Gabrielle Chanel at the beach on Venice’s Lido with Misia Sert and Joé Maria Sert and Madame Philippe Berthelot, 1920s © Private Collection

Chanel developed a passion for Venice, returning time and again – most often with artist’s muse and patron extraordinaire, her BFF Misia ‘Jojo’ Sert, illustrator Christian Bérard and Ballets Russes impresario Sergei Diaghilev. Originally, Chanel went to Venice to get over a broken heart, after the death of her lover Arthur Capel. The city seems to have worked its legendary magic – because it emerges that Venice is also inextricably linked with so many the ‘signatures’ still worn by Chanel-loving fashionistas today: the lion emblem, the chunky Byzantine crosses she recreated as costume jewellery (inspired by the gold adorning Venice’s churches, especially St. Mark’s Basilica with its emerald and sapphire-studded screens).

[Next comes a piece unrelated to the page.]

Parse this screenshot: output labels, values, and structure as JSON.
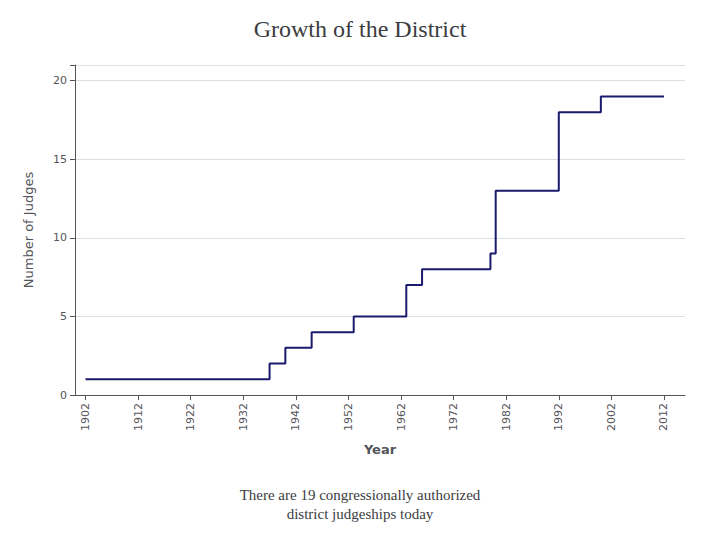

Chanel Paris-Venise is the most ‘exotic’, sun-drenched of the trio, taking the sumptuousness of the Orient and enfolding that in a cottony warmth. Shards of light run through it, via citrus notes, with a subtle neroli alongside touches of red berry, Grasse geranium and soft iris. On the skin, we find this the longest-lasting, with a rich, sensual accord of amber and cedarwood.

Along with the trio of fragrances, a beautiful new flacon has been created – with tactile, sculpted edges, inspired by a hip-flask. It makes the process of spraying – and re-spraying – even more of a pleasure.

There are, Olivier Polge tells us, other Les Eaux de Chanel to come. Paris-Westminster, perhaps (marking the time she spent here with her lover the Duke of Westminster)? Paris-Scotland? (She loved to holiday on the moors there, with the Duke.) Or Paris-Côte d’Azur…? His lips are sealed, but we can’t wait.

Les Eaux de Chanel launch officially today (13th July). We recommend making your own journey, in Chanel’s footsteps, to check out the places she loved.